We study the equivalence among a nonconvex QOP, its CPP and DNN relaxations under the assumption that the aggregate and correlative sparsity of the data matrices of the CPP relaxation is represented by a block-clique graph G. By exploiting the correlative sparsity, we decompose the CPP relaxation problem into a clique-tree structured family of smaller subproblems. Each subproblem is associated with a node of a clique tree of G. The optimal value can be obtained by applying an algorithm that we propose for solving the subproblems recursively from leaf nodes to the root node of the clique-tree. We establish the equivalence between the QOP and its DNN relaxation from the equivalence between the reduced family of subproblems and their DNN relaxations by applying the known results on: (1) CPP and DNN reformulation of a class of QOPs with linear equality, complementarity and binary constraints in 3 nonnegative variables. (2) DNN reformulation of a class of quadratically constrained convex QOPs with any size. (3) DNN reformulation of LPs with any size.
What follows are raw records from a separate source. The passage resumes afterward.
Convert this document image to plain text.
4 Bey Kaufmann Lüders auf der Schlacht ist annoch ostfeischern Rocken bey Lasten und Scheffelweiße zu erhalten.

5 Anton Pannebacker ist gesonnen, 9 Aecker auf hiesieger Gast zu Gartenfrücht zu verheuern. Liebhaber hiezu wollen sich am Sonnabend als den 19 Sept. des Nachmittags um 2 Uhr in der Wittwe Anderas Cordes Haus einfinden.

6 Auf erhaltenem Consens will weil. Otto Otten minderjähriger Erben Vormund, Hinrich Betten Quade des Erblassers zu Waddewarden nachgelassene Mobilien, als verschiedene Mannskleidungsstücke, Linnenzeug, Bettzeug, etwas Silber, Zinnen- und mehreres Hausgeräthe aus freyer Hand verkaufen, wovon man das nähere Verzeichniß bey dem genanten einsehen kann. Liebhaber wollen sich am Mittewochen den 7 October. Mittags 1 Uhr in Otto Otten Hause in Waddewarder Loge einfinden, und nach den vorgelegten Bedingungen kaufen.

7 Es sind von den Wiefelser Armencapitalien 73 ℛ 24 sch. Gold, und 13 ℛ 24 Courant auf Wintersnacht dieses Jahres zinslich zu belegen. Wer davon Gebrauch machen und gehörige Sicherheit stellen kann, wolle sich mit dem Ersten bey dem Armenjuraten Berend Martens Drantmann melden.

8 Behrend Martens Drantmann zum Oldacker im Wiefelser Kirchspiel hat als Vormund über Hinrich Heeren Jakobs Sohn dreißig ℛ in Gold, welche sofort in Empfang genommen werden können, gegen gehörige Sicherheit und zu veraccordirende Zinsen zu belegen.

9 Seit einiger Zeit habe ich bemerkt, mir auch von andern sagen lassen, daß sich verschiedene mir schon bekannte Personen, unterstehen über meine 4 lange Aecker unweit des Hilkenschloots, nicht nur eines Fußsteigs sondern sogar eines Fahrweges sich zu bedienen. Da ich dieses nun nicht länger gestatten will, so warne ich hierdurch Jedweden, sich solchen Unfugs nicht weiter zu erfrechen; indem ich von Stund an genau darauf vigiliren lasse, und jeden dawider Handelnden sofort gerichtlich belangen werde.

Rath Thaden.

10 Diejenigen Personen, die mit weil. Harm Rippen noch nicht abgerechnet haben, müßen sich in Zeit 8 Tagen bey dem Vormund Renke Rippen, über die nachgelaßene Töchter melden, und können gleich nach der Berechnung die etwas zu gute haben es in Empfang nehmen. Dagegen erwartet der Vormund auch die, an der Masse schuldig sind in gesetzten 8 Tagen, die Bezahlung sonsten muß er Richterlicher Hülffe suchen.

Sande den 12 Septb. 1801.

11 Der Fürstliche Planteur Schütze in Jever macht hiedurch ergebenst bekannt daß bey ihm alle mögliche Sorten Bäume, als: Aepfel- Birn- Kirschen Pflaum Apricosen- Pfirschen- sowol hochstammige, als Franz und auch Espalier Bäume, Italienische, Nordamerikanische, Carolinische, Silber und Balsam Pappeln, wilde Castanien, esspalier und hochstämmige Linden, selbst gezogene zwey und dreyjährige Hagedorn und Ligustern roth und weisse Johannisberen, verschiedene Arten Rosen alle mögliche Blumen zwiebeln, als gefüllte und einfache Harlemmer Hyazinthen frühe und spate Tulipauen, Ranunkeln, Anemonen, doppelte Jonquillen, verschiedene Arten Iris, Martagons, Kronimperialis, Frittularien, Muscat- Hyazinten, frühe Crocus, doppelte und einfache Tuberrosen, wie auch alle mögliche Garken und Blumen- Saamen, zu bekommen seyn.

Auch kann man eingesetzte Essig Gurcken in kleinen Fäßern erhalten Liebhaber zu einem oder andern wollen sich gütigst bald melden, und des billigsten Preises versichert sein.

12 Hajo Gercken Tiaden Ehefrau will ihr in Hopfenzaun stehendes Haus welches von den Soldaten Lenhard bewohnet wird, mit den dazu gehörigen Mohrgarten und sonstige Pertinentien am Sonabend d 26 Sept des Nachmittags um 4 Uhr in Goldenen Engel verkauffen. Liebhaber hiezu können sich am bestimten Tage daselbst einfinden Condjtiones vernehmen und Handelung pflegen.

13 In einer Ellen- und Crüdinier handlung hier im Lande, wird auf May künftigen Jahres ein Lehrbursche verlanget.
As a result, we show that a QOP whose subproblems are the QOPs mentioned in (1), (2) and (3) is equivalent to its DNN relaxation, if the subproblems form a clique-tree structured family induced from a block-clique graph.
- Aggregate and correlative sparsity
- Block-clique graphs
- Completely positive and doubly nonnegative matrix completion
- Equivalence of doubly nonnegative relaxations and completely positive programs
- Exact optimal values of nonconvex QOPs
- Sparsity of completely positive reformulations